The Miller family of Miller's Art Shop says fierce competition and the actions of the taxman have made it impossible to continue to own and run the firm, which was founded in Glasgow in 1834.
The shop, the oldest continuously trading in the city centre, remains open. But it has lost its 179-year-long link to the family of its founder Robert Miller.
The Miller family has issued a brief statement to let its many supporters and customers know of the shop's fate.
"We are very sorry to tell you that Miller's Art Shop, renowned throughout Glasgow and way beyond for nearly 180 years, is now in administration," the family said in a statement on the shop's website.
"The shop is currently trading at 28 Stockwell Street, Glasgow but we cannot supply any internet orders meantime."
The statement said a combination of the internet and competition from high street rivals - "to say nothing of the supermarkets and HMRC" - had made it impossible for Miller's to continue.
The statement went on: "The family are hopeful that a buyer can be found for the business - please keep looking for good news on that front.
"Thank you for making our many, many years in business so enjoyable."
Miller's has been a Glasgow institution for generations of artists, including Avril Paton, whose pictures of tenements, such as Window on the West, have come to symbolise Glasgow.
The 72-year-old recalled when Miller's was based in Argyle Street. She said last night: "I can still smell the paint and the turps of the old shop. It was a marvellous place where all the staff wore overalls and knew exactly what you needed.
"My grandfather Donald Paton was an artist on Arran and so was my father Hugh. They would trek over to Glasgow to buy their materials from Miller's.

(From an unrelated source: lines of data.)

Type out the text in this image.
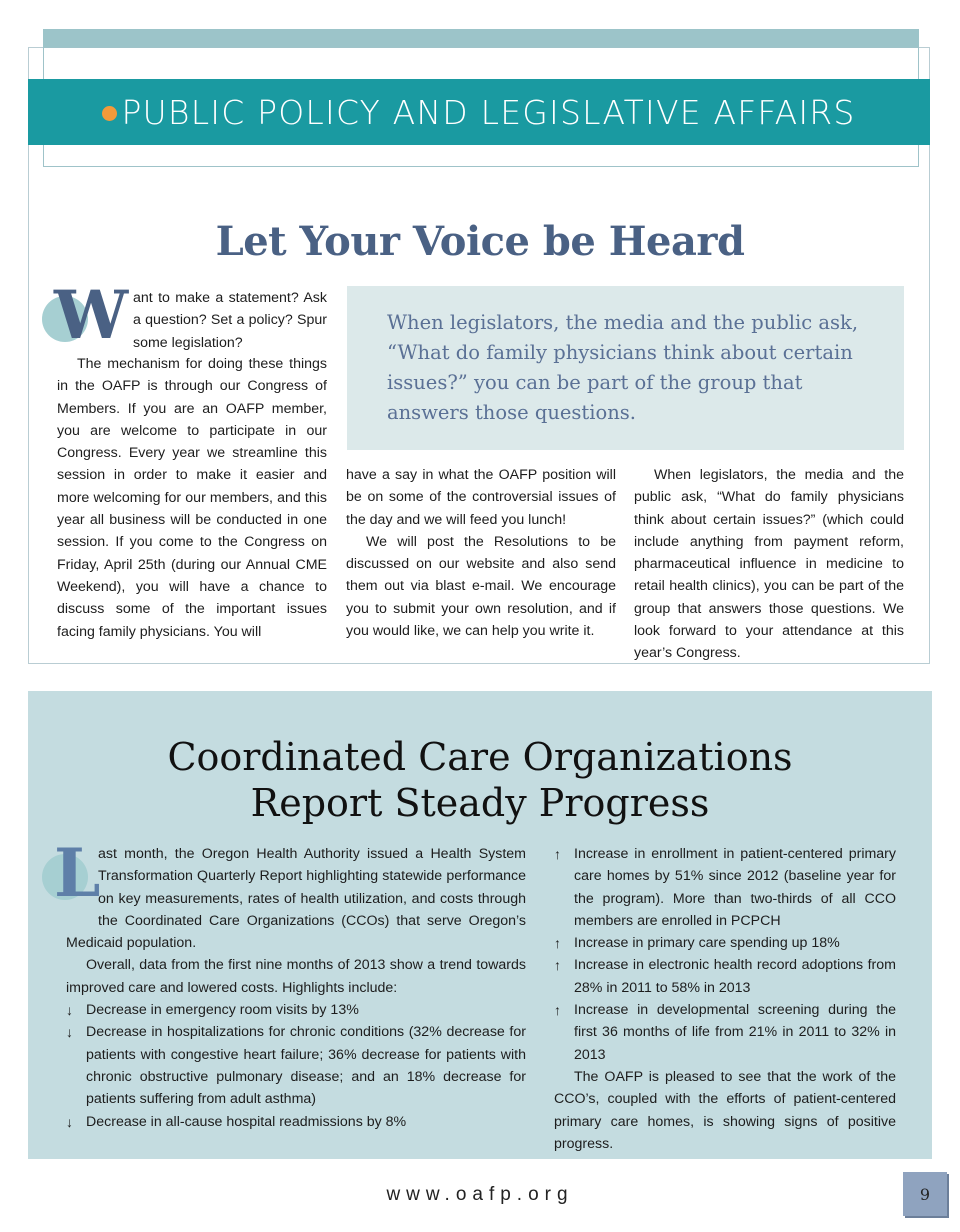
PUBLIC POLICY AND LEGISLATIVE AFFAIRS
Let Your Voice be Heard
W ant to make a statement? Ask a question? Set a policy? Spur some legislation?

The mechanism for doing these things in the OAFP is through our Congress of Members. If you are an OAFP member, you are welcome to participate in our Congress. Every year we streamline this session in order to make it easier and more welcoming for our members, and this year all business will be conducted in one session. If you come to the Congress on Friday, April 25th (during our Annual CME Weekend), you will have a chance to discuss some of the important issues facing family physicians. You will

When legislators, the media and the public ask, “What do family physicians think about certain issues?” you can be part of the group that answers those questions.

have a say in what the OAFP position will be on some of the controversial issues of the day and we will feed you lunch!

We will post the Resolutions to be discussed on our website and also send them out via blast e-mail. We encourage you to submit your own resolution, and if you would like, we can help you write it.

When legislators, the media and the public ask, “What do family physicians think about certain issues?” (which could include anything from payment reform, pharmaceutical influence in medicine to retail health clinics), you can be part of the group that answers those questions. We look forward to your attendance at this year’s Congress.

Coordinated Care Organizations
Report Steady Progress
L

ast month, the Oregon Health Authority issued a Health System Transformation Quarterly Report highlighting statewide performance on key measurements, rates of health utilization, and costs through the Coordinated Care Organizations (CCOs) that serve Oregon’s Medicaid population.

Overall, data from the first nine months of 2013 show a trend towards improved care and lowered costs. Highlights include:

↓ Decrease in emergency room visits by 13%
↓ Decrease in hospitalizations for chronic conditions (32% decrease for patients with congestive heart failure; 36% decrease for patients with chronic obstructive pulmonary disease; and an 18% decrease for patients suffering from adult asthma)
↓ Decrease in all-cause hospital readmissions by 8%
↑ Increase in enrollment in patient-centered primary care homes by 51% since 2012 (baseline year for the program). More than two-thirds of all CCO members are enrolled in PCPCH
↑ Increase in primary care spending up 18%
↑ Increase in electronic health record adoptions from 28% in 2011 to 58% in 2013
↑ Increase in developmental screening during the first 36 months of life from 21% in 2011 to 32% in 2013

The OAFP is pleased to see that the work of the CCO’s, coupled with the efforts of patient-centered primary care homes, is showing signs of positive progress.

www.oafp.org	9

"I remember when I first did so in the 1950s. I felt as if I had become a real artist. And you knew you were getting real quality when you bought at Miller's.
"It is a real shame what has happened. But now so many artists get their materials from the internet - because it is delivered right to your door."

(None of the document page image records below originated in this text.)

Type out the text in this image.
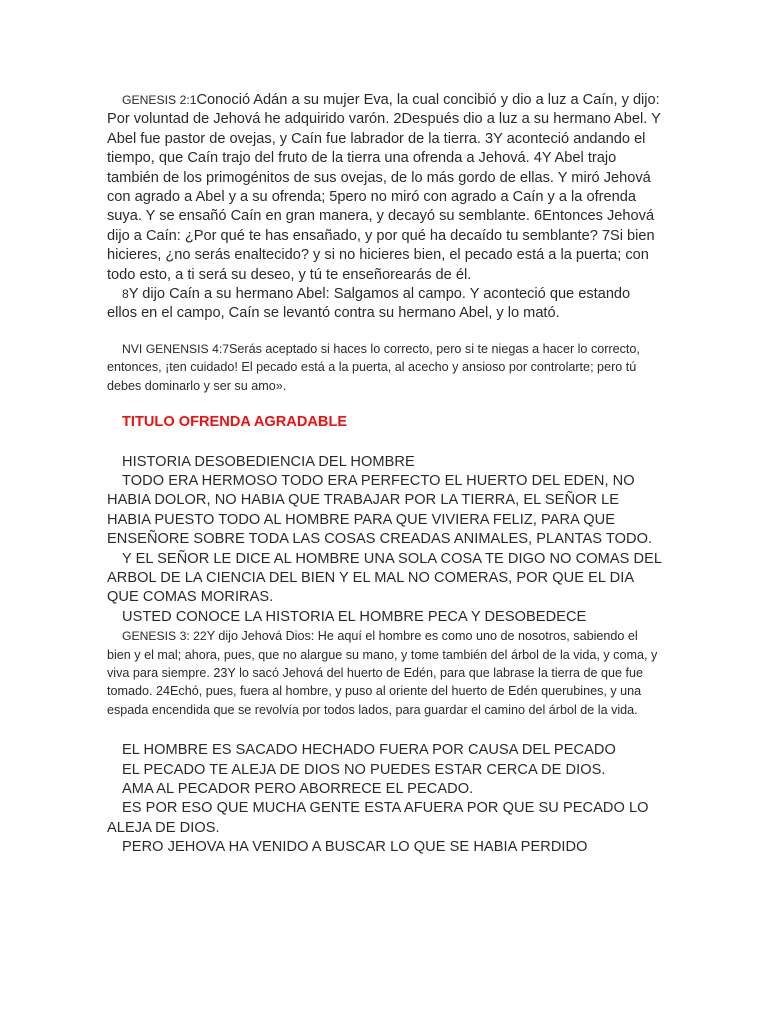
GENESIS 2:1Conoció Adán a su mujer Eva, la cual concibió y dio a luz a Caín, y dijo: Por voluntad de Jehová he adquirido varón. 2Después dio a luz a su hermano Abel. Y Abel fue pastor de ovejas, y Caín fue labrador de la tierra. 3Y aconteció andando el tiempo, que Caín trajo del fruto de la tierra una ofrenda a Jehová. 4Y Abel trajo también de los primogénitos de sus ovejas, de lo más gordo de ellas. Y miró Jehová con agrado a Abel y a su ofrenda; 5pero no miró con agrado a Caín y a la ofrenda suya. Y se ensañó Caín en gran manera, y decayó su semblante. 6Entonces Jehová dijo a Caín: ¿Por qué te has ensañado, y por qué ha decaído tu semblante? 7Si bien hicieres, ¿no serás enaltecido? y si no hicieres bien, el pecado está a la puerta; con todo esto, a ti será su deseo, y tú te enseñorearás de él.

8Y dijo Caín a su hermano Abel: Salgamos al campo. Y aconteció que estando ellos en el campo, Caín se levantó contra su hermano Abel, y lo mató.

NVI GENENSIS 4:7Serás aceptado si haces lo correcto, pero si te niegas a hacer lo correcto, entonces, ¡ten cuidado! El pecado está a la puerta, al acecho y ansioso por controlarte; pero tú debes dominarlo y ser su amo».

TITULO OFRENDA AGRADABLE

HISTORIA DESOBEDIENCIA DEL HOMBRE

TODO ERA HERMOSO TODO ERA PERFECTO EL HUERTO DEL EDEN, NO HABIA DOLOR, NO HABIA QUE TRABAJAR POR LA TIERRA, EL SEÑOR LE HABIA PUESTO TODO AL HOMBRE PARA QUE VIVIERA FELIZ, PARA QUE ENSEÑORE SOBRE TODA LAS COSAS CREADAS ANIMALES, PLANTAS TODO.

Y EL SEÑOR LE DICE AL HOMBRE UNA SOLA COSA TE DIGO NO COMAS DEL ARBOL DE LA CIENCIA DEL BIEN Y EL MAL NO COMERAS, POR QUE EL DIA QUE COMAS MORIRAS.

USTED CONOCE LA HISTORIA EL HOMBRE PECA Y DESOBEDECE

GENESIS 3: 22Y dijo Jehová Dios: He aquí el hombre es como uno de nosotros, sabiendo el bien y el mal; ahora, pues, que no alargue su mano, y tome también del árbol de la vida, y coma, y viva para siempre. 23Y lo sacó Jehová del huerto de Edén, para que labrase la tierra de que fue tomado. 24Echó, pues, fuera al hombre, y puso al oriente del huerto de Edén querubines, y una espada encendida que se revolvía por todos lados, para guardar el camino del árbol de la vida.

EL HOMBRE ES SACADO HECHADO FUERA POR CAUSA DEL PECADO

EL PECADO TE ALEJA DE DIOS NO PUEDES ESTAR CERCA DE DIOS.

AMA AL PECADOR PERO ABORRECE EL PECADO.

ES POR ESO QUE MUCHA GENTE ESTA AFUERA POR QUE SU PECADO LO ALEJA DE DIOS.

PERO JEHOVA HA VENIDO A BUSCAR LO QUE SE HABIA PERDIDO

Miller's became oldest retailer in the city after John Smith and Son, the equally renowned bookseller founded in 1751, retreated to university campuses and gave up its St Vincent Street HQ.
It was until recently run by Paul Miller and his wife Susie who celebrated the company's 175th anniversary in 2009.
At that time, Mr Miller expressed deep pride in the company's longevity.
He said: "I think it is quite an achievement for the firm, and the whole family,
"When it was launched, art supplies were just one of the products on sale. Back then it sold cigarettes, newspapers and books too.
"And during its history the firm has changed a few times, as has the location."
But Mr Miller, while hoping his son Oliver would become the seventh generation to be involved in the business, warned of problems on the horizon.
He said: "We find ourselves competing with the likes of WH Smith, Tesco and Asda. But we are equipped to cope."
More than half of the company's custom has historically come from students at Glasgow's thriving art school, which has provided a succession of Turner Prize winners.
Miller's had a store in the Trongate area until it moved to Queen Street in 1971 in a major expansion. It later traded in Glasgow and Edinburgh and had a successful mail order business.
The growth of computers hit demand for Miller's drawing supplies but the business diversified into hobbies and crafts only to encounter tough competition in that area from the internet and high street chains from the 2000s.
Nobody at the Stockwell Street store was available for comment; nor was anybody at BDO, the accountants appointed to run the business.